The Arkansas Oil & Gas Commission unanimously set a 2.5% royalty for mineral rights holders, disappointing many who had hoped for a bigger percentage.
The ruling, which came during a four-hour hearing at Southern Arkansas University in Magnolia, favored Standard Lithium. The Canadian company has been working to produce battery-quality lithium through direct extraction of the metal from Smackover Formation brine for more than seven years.
Standard’s joint venture with Equinor of Norway seeks to build a $1.5 billion lithium plant near Lewisville in Lafayette County. It argued in the hearing that a 2.5% return to mineral rights owners would let Arkansas keep its head start in the direct extraction industry. A higher rate would drive producers to Texas, Standard Lithium’s Jesse Edmondson told commissioners.
China Competition Cited
“We are confident that lithium can be commercially extracted in the Smackover Formation at a profit,” Edmondson said. “However, this opportunity also faces significant challenges that must be overcome, the most significant of which is that we have to compete in a global market place where our largest competitor is China.” He argued that a yes vote on the 2.5% royalty would “put southwest Arkansas on the map as a top domestic producer of lithium for America’s energy future.”
Commissioner Charles Wohlford called the royalty compromise, up from a 1.82% rate that commissioners rejected last year, was “fair” and “consistent.” The decision ties the 2.5% rate to a pricing index pegged to current market prices for battery-quality lithium products.

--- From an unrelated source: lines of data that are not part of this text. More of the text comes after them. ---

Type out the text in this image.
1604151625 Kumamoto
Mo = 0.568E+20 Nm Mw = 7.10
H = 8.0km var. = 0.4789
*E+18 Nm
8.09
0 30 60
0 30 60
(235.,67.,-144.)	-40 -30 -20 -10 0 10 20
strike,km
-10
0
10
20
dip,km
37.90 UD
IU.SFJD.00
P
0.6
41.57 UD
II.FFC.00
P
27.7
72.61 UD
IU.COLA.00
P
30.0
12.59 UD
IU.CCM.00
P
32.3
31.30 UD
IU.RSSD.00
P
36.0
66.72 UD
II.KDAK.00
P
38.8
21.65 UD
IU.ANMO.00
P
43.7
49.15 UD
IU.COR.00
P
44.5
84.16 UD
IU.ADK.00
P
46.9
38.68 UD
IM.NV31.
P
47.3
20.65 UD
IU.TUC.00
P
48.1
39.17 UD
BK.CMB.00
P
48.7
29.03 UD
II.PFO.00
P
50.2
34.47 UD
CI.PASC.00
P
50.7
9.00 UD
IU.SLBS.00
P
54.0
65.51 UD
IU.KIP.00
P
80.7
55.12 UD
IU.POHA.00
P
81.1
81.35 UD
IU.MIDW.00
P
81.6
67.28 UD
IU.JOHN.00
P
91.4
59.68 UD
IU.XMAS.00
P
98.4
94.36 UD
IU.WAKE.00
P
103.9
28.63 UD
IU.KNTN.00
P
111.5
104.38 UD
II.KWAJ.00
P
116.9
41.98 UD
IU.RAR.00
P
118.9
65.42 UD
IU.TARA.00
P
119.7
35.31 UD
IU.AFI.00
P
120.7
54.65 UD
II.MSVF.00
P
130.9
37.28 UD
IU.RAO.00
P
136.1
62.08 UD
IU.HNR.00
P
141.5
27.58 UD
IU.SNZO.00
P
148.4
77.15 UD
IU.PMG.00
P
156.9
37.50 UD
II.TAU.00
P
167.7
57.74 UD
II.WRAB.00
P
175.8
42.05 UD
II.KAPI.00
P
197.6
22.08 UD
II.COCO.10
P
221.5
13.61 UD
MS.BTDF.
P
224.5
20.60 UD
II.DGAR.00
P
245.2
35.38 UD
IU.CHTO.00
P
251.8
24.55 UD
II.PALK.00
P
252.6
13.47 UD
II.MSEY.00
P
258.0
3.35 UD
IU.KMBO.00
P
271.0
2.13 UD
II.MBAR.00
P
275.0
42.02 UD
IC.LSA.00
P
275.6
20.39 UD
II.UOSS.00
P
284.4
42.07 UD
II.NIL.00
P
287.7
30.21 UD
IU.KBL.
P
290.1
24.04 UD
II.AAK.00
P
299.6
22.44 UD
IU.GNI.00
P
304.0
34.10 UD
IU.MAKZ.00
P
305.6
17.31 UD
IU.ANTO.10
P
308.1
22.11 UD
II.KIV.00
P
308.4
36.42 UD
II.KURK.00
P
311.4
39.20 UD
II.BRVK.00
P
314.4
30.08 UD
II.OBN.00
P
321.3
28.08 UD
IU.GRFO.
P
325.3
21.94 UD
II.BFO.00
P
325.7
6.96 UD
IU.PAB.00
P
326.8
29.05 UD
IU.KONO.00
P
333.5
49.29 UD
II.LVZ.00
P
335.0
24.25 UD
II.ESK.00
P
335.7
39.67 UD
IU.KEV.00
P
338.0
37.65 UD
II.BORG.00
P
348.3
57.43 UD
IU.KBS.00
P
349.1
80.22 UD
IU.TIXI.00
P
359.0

The South Arkansas Minerals Association aggressively fought the 1.82% rate, considering it far too low. It thought the 2.5% rate was still too stingy, and proposed a sliding scale with a low point of 4%. But it seemed far more accepting of the rate the commission approved.
Robert Reynolds, president of Shuler Drilling Co. in El Dorado and president of the minerals group, believes that Standard Lithium never produced enough evidence to prove that a higher royalty would stifle profitability.
“We are disappointed but consoled by the knowledge that my colleagues did a good job of making the right case in the right manner and the oil and gas commissioners worked hard on the matter,” he told an Arkansas Times reporter after the hearing.
Extraction Plant Plans
Edmondson told commissioners that the extraction plant, on 118 acres about seven miles south of Lewisville, will be a job generator. Construction, expected to begin this year or next, will create 300 construction jobs and then 100 permanent positions. He expects it to open in 2028.
Edmondson also said 65% of the mineral rights owners involved in Standard’s operations live out of state.
Eamon Mahoney, a longtime El Dorado oil and businessman, accused Standard of playing a stalling game to wear down commissioners to get a low royalty.
But it was clear that commissioners considered the proposal a workable compromise.
A royalty decision was a pre-requisite for the production and sale of lithium products made in Arkansas.
Standard attorney Bob Honea warned commissioners that Arkansas would risk killing “the goose that laid the golden egg” if it stalled too long on setting a royalty. The state’s head start in direct extraction “is going to evaporate if we don’t move fast,” he argued.
But mineral association lawyer James Rankin said Standard’s threat to take its business elsewhere was empty. “That’s not going to happen,” he said, noting that the southwest Arkansas project received a $225 million infusion from the United States Department of Energy.
The Trump administration gave the project priority because lithium is a vital mineral for domestic production.